In early 2007, PetSmart sold off part of its share of MMI, Banfield's parent company. In September 2007, long-time chief executive officer (CEO) Scott Campbell sold his shares of the company to Mars Inc., retired as CEO, and John Payne took over the position, while Campbell remained chairman of the company. PetSmart divested the rest of its MMI stake in 2015.

Banfield sold off its Merlin Digital Technology division that developed imaging equipment in September 2008. In 2008, the company totaled 725 locations spread throughout the United States, Mexico, and the United Kingdom. The $6.5 million Banfield Veterinary Clinical Center at Western University of Health Sciences opened in August 2008. The company was named one of thirteen companies that would be hiring in 2009 despite the economic crisis.

In 2007, Mars Inc., the company known for Snickers candy bars and Pedigree dog food, acquired Banfield Pet Hospital. In 2015, Mars expanded with the purchase of Blue Pearl Hospital. In 2017, Mars Inc., paid $9.1 Billion to acquire VCA Animal Hospitals.

==Lawsuits==
In 2010, Robert Nix, a former Banfield veterinarian located in Tualatin, Oregon, filed suit against the chain alleging that he was wrongly terminated after complaining that his clinic was "putting profits above the best interest of animals." The suit alleged that the national chain urged employees to conduct superfluous testing in an effort to boost company profits. While Karen Johnson, the vice president of the Portland-based chain, denied the allegations and cited them as having "no merit," Mitra Shahir, Nix's attorney, said that issues at the Oregon Banfield existed not only locally, but companywide.
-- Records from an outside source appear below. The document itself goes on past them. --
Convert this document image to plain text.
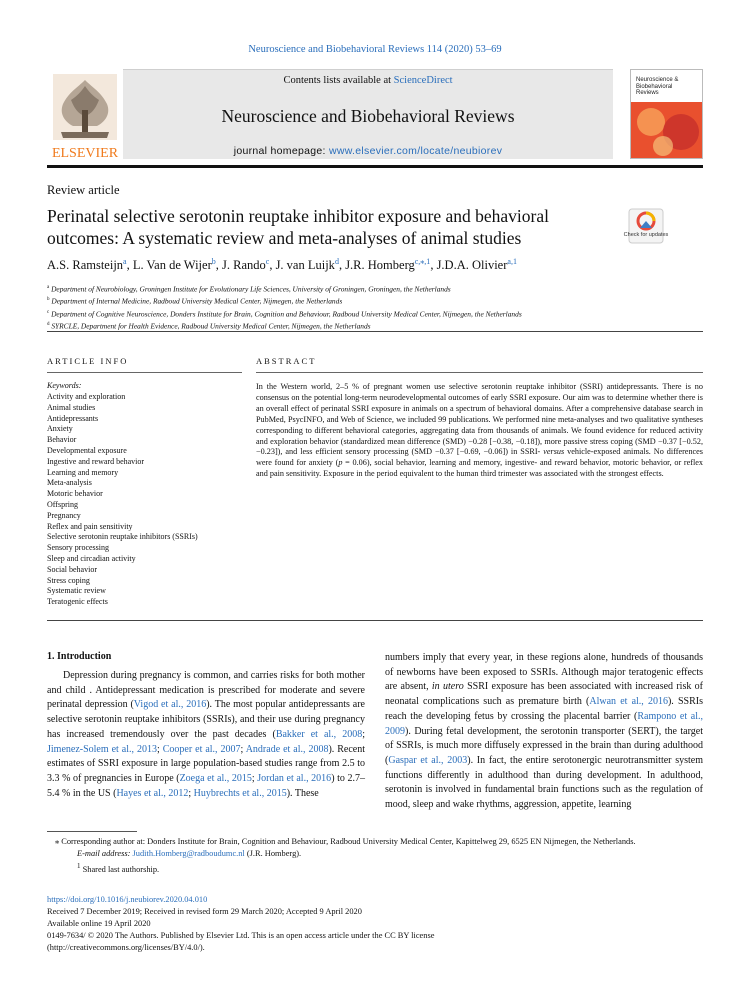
Neuroscience and Biobehavioral Reviews 114 (2020) 53–69
Contents lists available at ScienceDirect
Neuroscience and Biobehavioral Reviews
journal homepage: www.elsevier.com/locate/neubiorev
ELSEVIER
Neuroscience & Biobehavioral Reviews
Review article
Perinatal selective serotonin reuptake inhibitor exposure and behavioral outcomes: A systematic review and meta-analyses of animal studies	Check for updates
A.S. Ramsteijn$^a$, L. Van de Wijer$^b$, J. Rando$^c$, J. van Luijk$^d$, J.R. Homberg$^{c,⁎,1}$, J.D.A. Olivier$^{a,1}$
$^a$ Department of Neurobiology, Groningen Institute for Evolutionary Life Sciences, University of Groningen, Groningen, the Netherlands
$^b$ Department of Internal Medicine, Radboud University Medical Center, Nijmegen, the Netherlands
$^c$ Department of Cognitive Neuroscience, Donders Institute for Brain, Cognition and Behaviour, Radboud University Medical Center, Nijmegen, the Netherlands
$^d$ SYRCLE, Department for Health Evidence, Radboud University Medical Center, Nijmegen, the Netherlands
ARTICLE INFO
Keywords:
Activity and exploration
Animal studies
Antidepressants
Anxiety
Behavior
Developmental exposure
Ingestive and reward behavior
Learning and memory
Meta-analysis
Motoric behavior
Offspring
Pregnancy
Reflex and pain sensitivity
Selective serotonin reuptake inhibitors (SSRIs)
Sensory processing
Sleep and circadian activity
Social behavior
Stress coping
Systematic review
Teratogenic effects
ABSTRACT
In the Western world, 2–5 % of pregnant women use selective serotonin reuptake inhibitor (SSRI) antidepressants. There is no consensus on the potential long-term neurodevelopmental outcomes of early SSRI exposure. Our aim was to determine whether there is an overall effect of perinatal SSRI exposure in animals on a spectrum of behavioral domains. After a comprehensive database search in PubMed, PsycINFO, and Web of Science, we included 99 publications. We performed nine meta-analyses and two qualitative syntheses corresponding to different behavioral categories, aggregating data from thousands of animals. We found evidence for reduced activity and exploration behavior (standardized mean difference (SMD) −0.28 [−0.38, −0.18]), more passive stress coping (SMD −0.37 [−0.52, −0.23]), and less efficient sensory processing (SMD −0.37 [−0.69, −0.06]) in SSRI- versus vehicle-exposed animals. No differences were found for anxiety (p = 0.06), social behavior, learning and memory, ingestive- and reward behavior, motoric behavior, or reflex and pain sensitivity. Exposure in the period equivalent to the human third trimester was associated with the strongest effects.
1. Introduction
Depression during pregnancy is common, and carries risks for both mother and child . Antidepressant medication is prescribed for moderate and severe perinatal depression (Vigod et al., 2016). The most popular antidepressants are selective serotonin reuptake inhibitors (SSRIs), and their use during pregnancy has increased tremendously over the past decades (Bakker et al., 2008; Jimenez-Solem et al., 2013; Cooper et al., 2007; Andrade et al., 2008). Recent estimates of SSRI exposure in large population-based studies range from 2.5 to 3.3 % of pregnancies in Europe (Zoega et al., 2015; Jordan et al., 2016) to 2.7–5.4 % in the US (Hayes et al., 2012; Huybrechts et al., 2015). These
numbers imply that every year, in these regions alone, hundreds of thousands of newborns have been exposed to SSRIs. Although major teratogenic effects are absent, in utero SSRI exposure has been associated with increased risk of neonatal complications such as premature birth (Alwan et al., 2016). SSRIs reach the developing fetus by crossing the placental barrier (Rampono et al., 2009). During fetal development, the serotonin transporter (SERT), the target of SSRIs, is much more diffusely expressed in the brain than during adulthood (Gaspar et al., 2003). In fact, the entire serotonergic neurotransmitter system functions differently in adulthood than during development. In adulthood, serotonin is involved in fundamental brain functions such as the regulation of mood, sleep and wake rhythms, aggression, appetite, learning
⁎ Corresponding author at: Donders Institute for Brain, Cognition and Behaviour, Radboud University Medical Center, Kapittelweg 29, 6525 EN Nijmegen, the Netherlands.
E-mail address: Judith.Homberg@radboudumc.nl (J.R. Homberg).
$^1$ Shared last authorship.
https://doi.org/10.1016/j.neubiorev.2020.04.010
Received 7 December 2019; Received in revised form 29 March 2020; Accepted 9 April 2020
Available online 19 April 2020
0149-7634/ © 2020 The Authors. Published by Elsevier Ltd. This is an open access article under the CC BY license
(http://creativecommons.org/licenses/BY/4.0/).
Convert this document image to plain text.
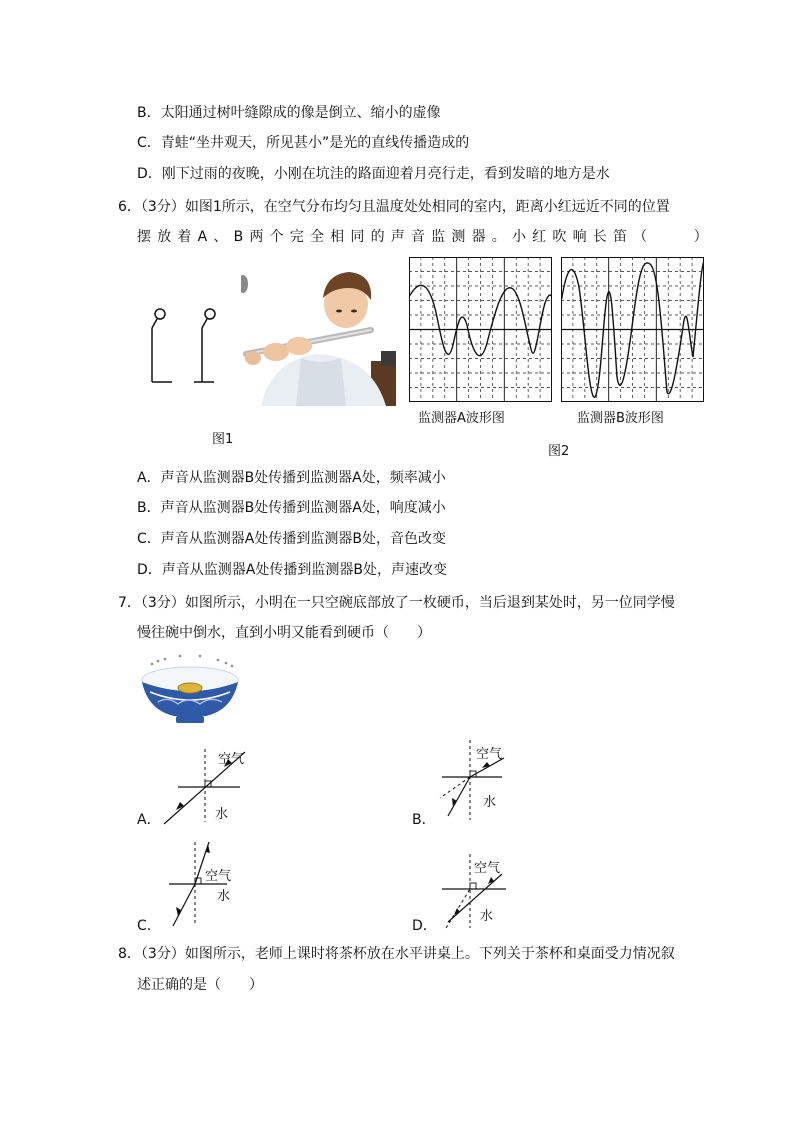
B．太阳通过树叶缝隙成的像是倒立、缩小的虚像
C．青蛙“坐井观天，所见甚小”是光的直线传播造成的
D．刚下过雨的夜晚，小刚在坑洼的路面迎着月亮行走，看到发暗的地方是水
6．（3分）如图1所示，在空气分布均匀且温度处处相同的室内，距离小红远近不同的位置
摆放着A、B两个完全相同的声音监测器。小红吹响长笛（　　）
监测器A波形图	监测器B波形图
图1
图2
A．声音从监测器B处传播到监测器A处，频率减小
B．声音从监测器B处传播到监测器A处，响度减小
C．声音从监测器A处传播到监测器B处，音色改变
D．声音从监测器A处传播到监测器B处，声速改变
7．（3分）如图所示，小明在一只空碗底部放了一枚硬币，当后退到某处时，另一位同学慢
慢往碗中倒水，直到小明又能看到硬币（　　）
空气
水
A．
空气
水
B．
空气
水
C．
空气
水
D．
8．（3分）如图所示，老师上课时将茶杯放在水平讲桌上。下列关于茶杯和桌面受力情况叙
述正确的是（　　）
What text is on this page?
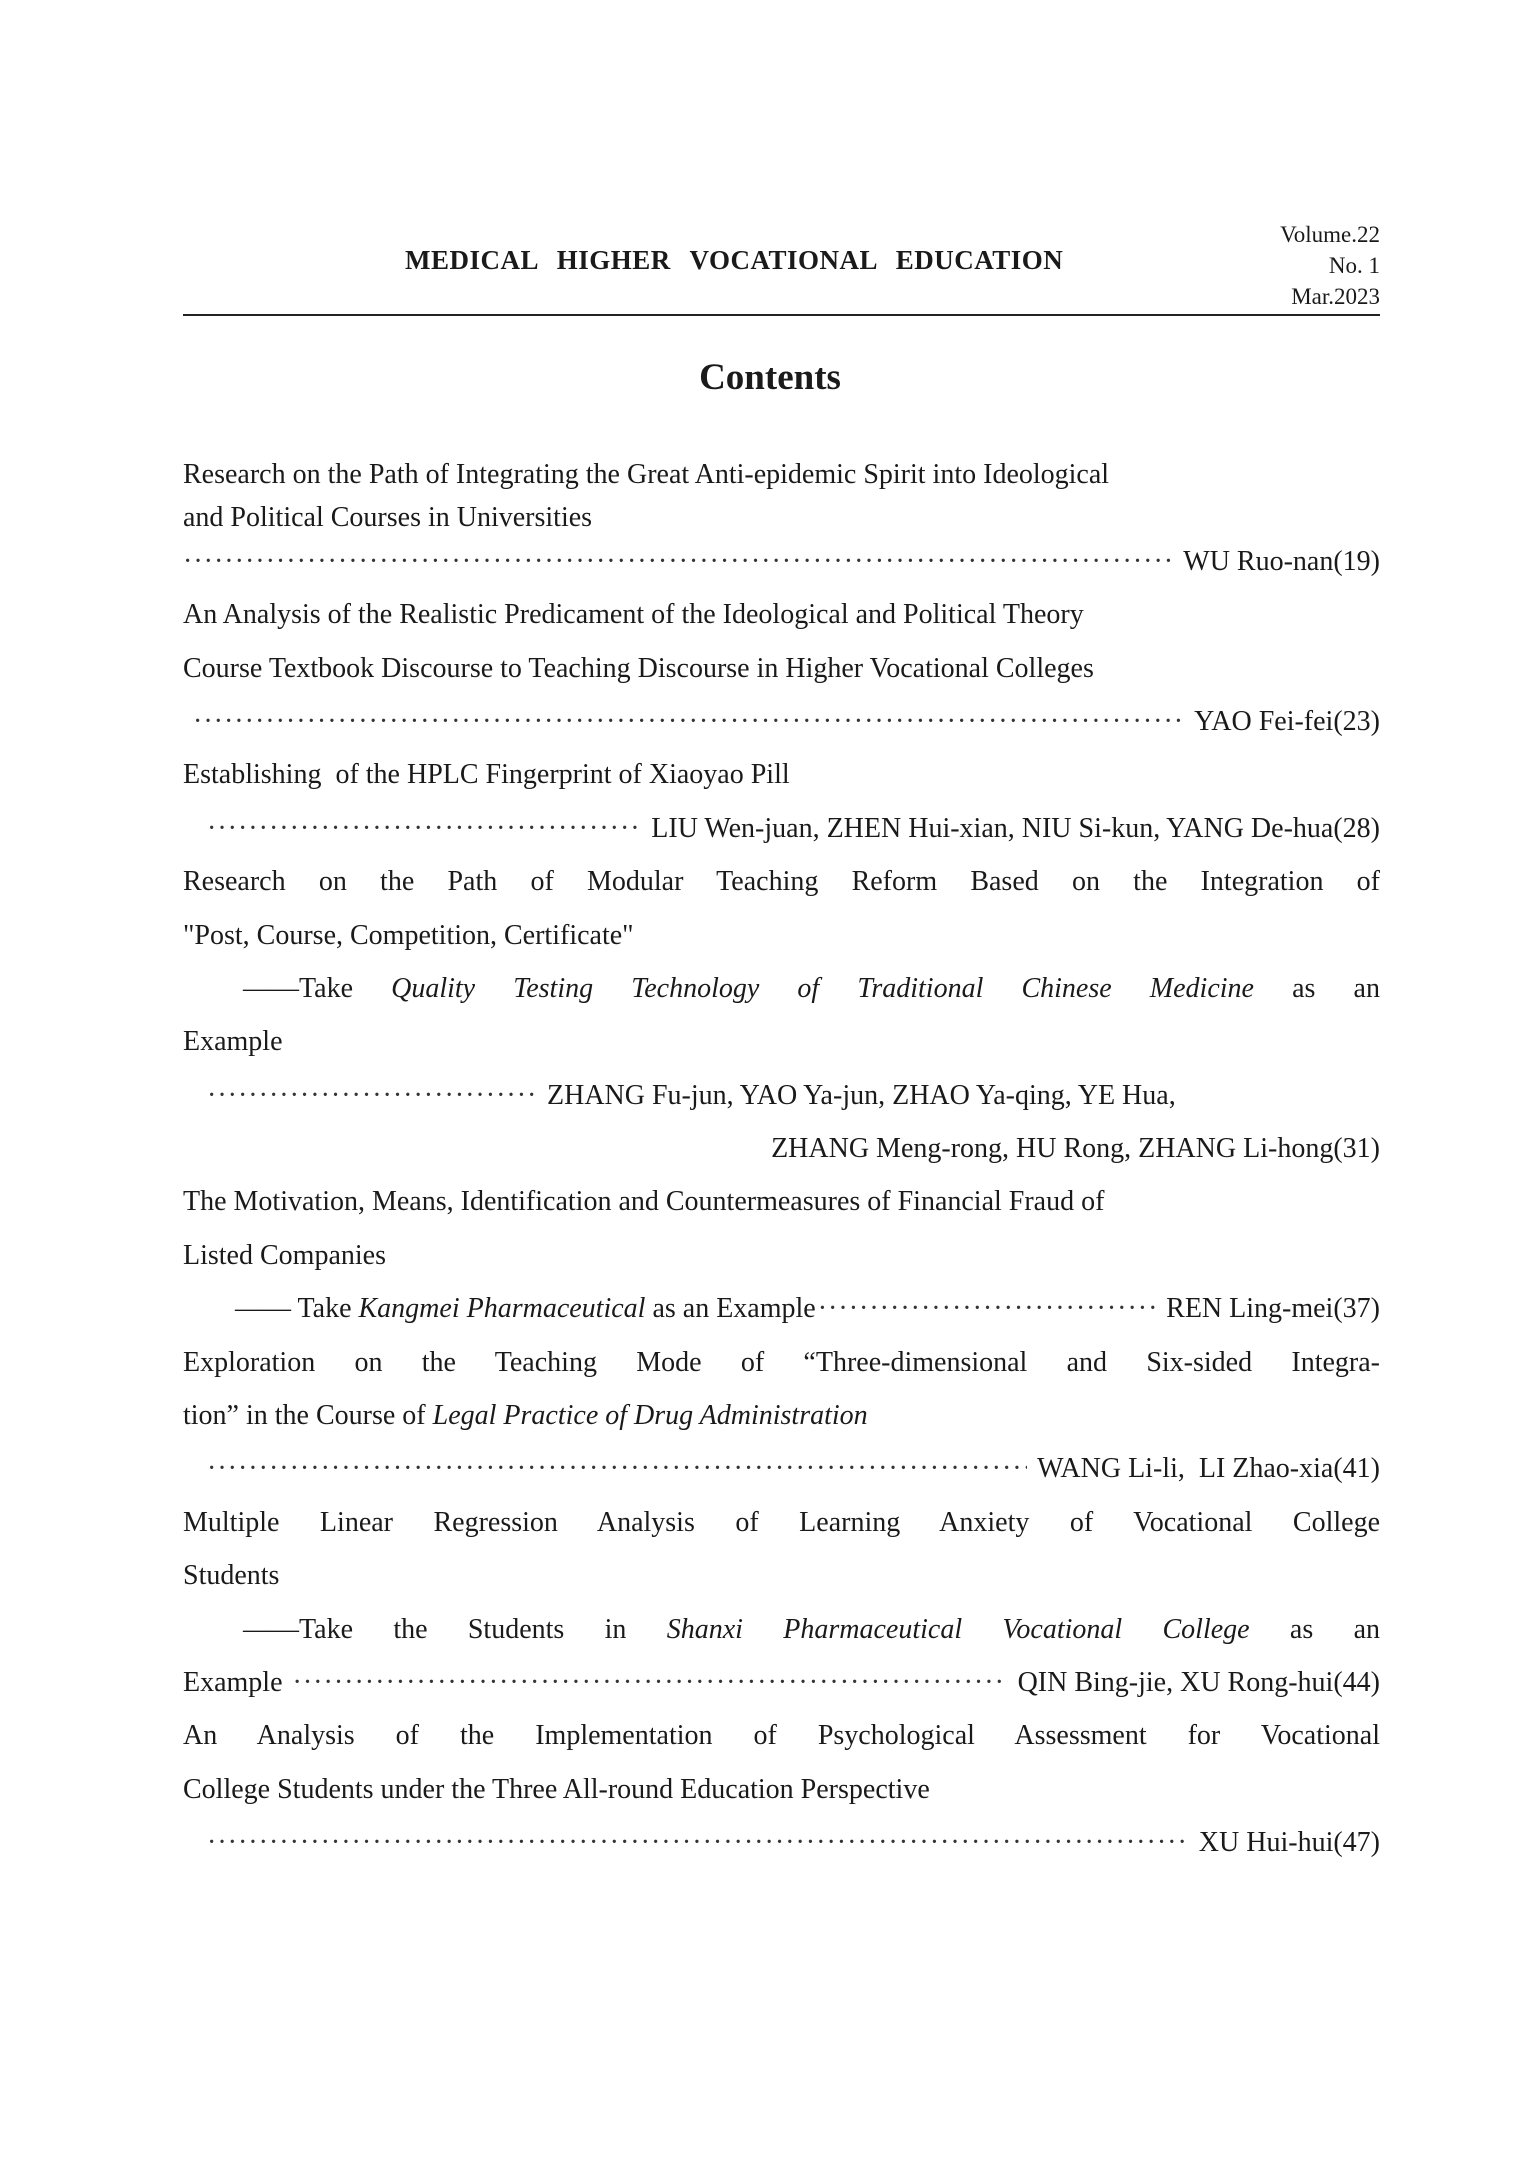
MEDICAL HIGHER VOCATIONAL EDUCATION
Volume.22
No. 1
Mar.2023
Contents
Research on the Path of Integrating the Great Anti-epidemic Spirit into Ideological
and Political Courses in Universities
·····
WU Ruo-nan ( 19 )
An Analysis of the Realistic Predicament of the Ideological and Political Theory
Course Textbook Discourse to Teaching Discourse in Higher Vocational Colleges
·····
YAO Fei-fei ( 23 )
Establishing  of the HPLC Fingerprint of Xiaoyao Pill
·····
LIU Wen-juan, ZHEN Hui-xian, NIU Si-kun, YANG De-hua ( 28 )
Research on the Path of Modular Teaching Reform Based on the Integration of
"Post, Course, Competition, Certificate"
——Take Quality Testing Technology of Traditional Chinese Medicine as an
Example
·····
ZHANG Fu-jun, YAO Ya-jun, ZHAO Ya-qing, YE Hua,
ZHANG Meng-rong, HU Rong, ZHANG Li-hong(31)
The Motivation, Means, Identification and Countermeasures of Financial Fraud of
Listed Companies
—— Take Kangmei Pharmaceutical as an Example ·····	REN Ling-mei ( 37 )
Exploration on the Teaching Mode of “Three-dimensional and Six-sided Integra-
tion” in the Course of Legal Practice of Drug Administration
·····
WANG Li-li,  LI Zhao-xia ( 41 )
Multiple Linear Regression Analysis of Learning Anxiety of Vocational College
Students
——Take the Students in Shanxi Pharmaceutical Vocational College as an
Example ·····	QIN Bing-jie, XU Rong-hui ( 44 )
An Analysis of the Implementation of Psychological Assessment for Vocational
College Students under the Three All-round Education Perspective
·····
XU Hui-hui ( 47 )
In 2013, a class-action lawsuit was filed in Pasadena, California, after consumers complained that Banfield's "Optimum Wellness Plans" was not an insurance plan, but rather a marketing ploy that offered veterinary services based on the company's perceived discount. Once customers subscribed and utilized the services, the company would bill the cost of the services against the plan. The Plaintiffs alleged that when they tried to cancel the plan, Banfield's contractual agreement would only provide them with two options to cancel. Consumers could either pay full retail price for all of the services they received, or they could continue paying on the plan until all services were paid in full. Plaintiffs alleged that Banfield's "wellness plan" became an endless cycle of consumer debt. Each "wellness" visit increased the plaintiff's financial obligation needed to pay their way out of the plan's contractual obligation.

==Operations==
Clinics inside PetSmart locations average four veterinarians and about 1800 sqft. Banfield operates more than 1,000 clinics inside PetSmart locations nationwide. As of 2007, annual revenue totaled US$187.5 million and the company employed more than 5,000 people. Banfield provides veterinary care for pets and also sells discounted care packages called Optimum Wellness Plans. The company's headquarters in Vancouver includes an off-leash dog park open to the public.